While I fully understand we have a ways to go before the Braves play in the Platinum Triangle, it already seems time to let go of the past.
It is not as if the team and stadium were moving to Oklahoma City. It will take me an extra 10 to 20 minutes to drive to the new ballpark from my home near Piedmont Park. (For the record, I expect it will still take less time to drive than riding MARTA to the Ted.)
People get used to these big changes. I worked as a garbage boy at the Holiday Inn in Irving, Texas, across the freeway from where they were building Texas Stadium, the disposable home of the Dallas Cowboys. The Cowboys now play in Arlington, even farther from Dallas proper. The old stadium – iconic as it was – is gone. Dallas moved on, and so should we.
And it isn’t as if it was a wild pleasure to venture to Turner Field. The ballpark was fine – even better than fine. But after the games, the surrounding gloom and desolation was a disheartening buzz kill.
It’s a wonder that smart people still argue over whether these stadiums do any good for the neighborhoods that are induced to host them. Things were already pretty bad in the 1960s when the city’s storied fathers razed the remains of the once-proud Rawson-Washington neighborhood to make way for Atlanta-Fulton County Stadium. Never has the phrase “urban renewal” held more irony.
Atlanta’s leaders got what they wanted: major league baseball and validation as a major league city. But, despite the promises and happy talk, Atlanta’s disposable stadium did little to reverse the decline of the battered old neighborhoods. You could even argue that the stadium made things worse by eliminating the prospect of doing much else there.
A sense of betrayal still hung in the air in 1990 when Olympic organizers ventured into the same neighborhoods with fresh promises of better days. The discussions in the churches and neighborhood centers brimmed with suspicion and resentment. Shirley Franklin, then an Olympics official, soothed folks with promises that things would be different this time. I believe she meant it.

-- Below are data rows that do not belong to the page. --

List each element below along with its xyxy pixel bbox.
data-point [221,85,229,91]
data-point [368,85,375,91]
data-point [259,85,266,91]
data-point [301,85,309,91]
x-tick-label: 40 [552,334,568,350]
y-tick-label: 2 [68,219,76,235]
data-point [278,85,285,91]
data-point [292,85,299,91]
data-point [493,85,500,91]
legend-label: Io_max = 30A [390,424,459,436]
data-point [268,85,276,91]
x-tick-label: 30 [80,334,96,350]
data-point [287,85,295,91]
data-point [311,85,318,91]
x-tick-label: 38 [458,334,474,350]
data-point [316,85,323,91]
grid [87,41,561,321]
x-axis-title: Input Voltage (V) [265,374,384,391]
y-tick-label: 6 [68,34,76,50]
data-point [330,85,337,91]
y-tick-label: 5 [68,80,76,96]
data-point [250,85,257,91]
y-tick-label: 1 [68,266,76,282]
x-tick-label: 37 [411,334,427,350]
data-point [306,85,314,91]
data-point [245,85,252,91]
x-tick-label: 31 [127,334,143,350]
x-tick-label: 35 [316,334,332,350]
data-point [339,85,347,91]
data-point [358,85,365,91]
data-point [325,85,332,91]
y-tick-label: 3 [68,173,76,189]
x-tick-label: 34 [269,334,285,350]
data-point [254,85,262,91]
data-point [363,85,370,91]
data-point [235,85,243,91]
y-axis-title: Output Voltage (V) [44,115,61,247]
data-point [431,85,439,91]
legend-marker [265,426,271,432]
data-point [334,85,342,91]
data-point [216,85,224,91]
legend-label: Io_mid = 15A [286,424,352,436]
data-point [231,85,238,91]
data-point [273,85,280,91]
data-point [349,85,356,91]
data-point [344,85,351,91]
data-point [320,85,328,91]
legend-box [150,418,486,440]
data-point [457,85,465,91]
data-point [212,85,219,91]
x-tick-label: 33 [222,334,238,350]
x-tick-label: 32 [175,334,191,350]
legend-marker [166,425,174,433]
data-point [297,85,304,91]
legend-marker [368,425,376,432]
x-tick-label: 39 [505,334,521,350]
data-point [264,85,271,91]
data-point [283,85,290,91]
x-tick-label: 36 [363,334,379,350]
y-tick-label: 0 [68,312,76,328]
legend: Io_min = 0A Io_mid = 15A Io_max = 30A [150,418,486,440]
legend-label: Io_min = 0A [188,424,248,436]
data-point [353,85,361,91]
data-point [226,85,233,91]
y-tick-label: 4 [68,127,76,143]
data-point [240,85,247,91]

When Atlanta Olympic bidders decided where to build the centerpiece of the Centennial Games, they had taken these neighborhoods for granted. Consequently, no one had figured on the time-killing chore of neighborhood appeasement. (Happily, the new Braves stadium has few neighbors, appeased or otherwise.)
As the heat from the neighborhoods rose and politicians demanded ever more, Olympics organizers prepared secretly to decamp to a more hospitable site to the north. In the eleventh hour, a deal was done, promises were made, and the stadium built. The world came and left; the Braves remained. All the while, the neighborhoods continued their descent.
You could argue that it wouldn’t have been so bad if the Olympics folks had abandoned this benighted quadrant. Twenty years of doing just about anything else with those neighborhoods couldn’t possibly have ended much worse. Maybe an end to the broken promises could be a good thing.
There is also something sweet and satisfying in the sound of an Atlanta Braves stadium standing north of the bridge that carries the name of Lester Maddox. The devoutly segregationist governor was elected the same year Hank Aaron and the Braves debuted in Atlanta. Maddox personified an old and unhealthy desire by many in Cobb to stop Atlanta – often code for blacks – at the Chattahoochee River.
If Cobb builds it, Atlanta will come. I see no downside.
For Cobb, there’s a genuine growth opportunity. Cobb’s leaders are asking us all to entrust them with perhaps the only symbol that transcends these myriad cities and counties we call metro Atlanta.
The joy and suffering that comes from loving the Braves is all we really share – except, perhaps, for a loathing of shuffling down Hartsfield’s concourses. For the first time, Cobb County will own something we all care about. Suddenly, the Platinum Triangle really is a regional center. Sharing the weight Atlanta has borne as thankless metro crossroads can only broaden Cobb’s horizons.
So far, Cobb leaders have done little to engender confidence that they fully comprehend their new regional duties. They still seem clueless about the consequences of their little coup for regional mobility. But they will learn.
They will be forced to extend their thinking across the river, just as the rest of us will be forced to transfer our World Series dreams to a universe with a new center.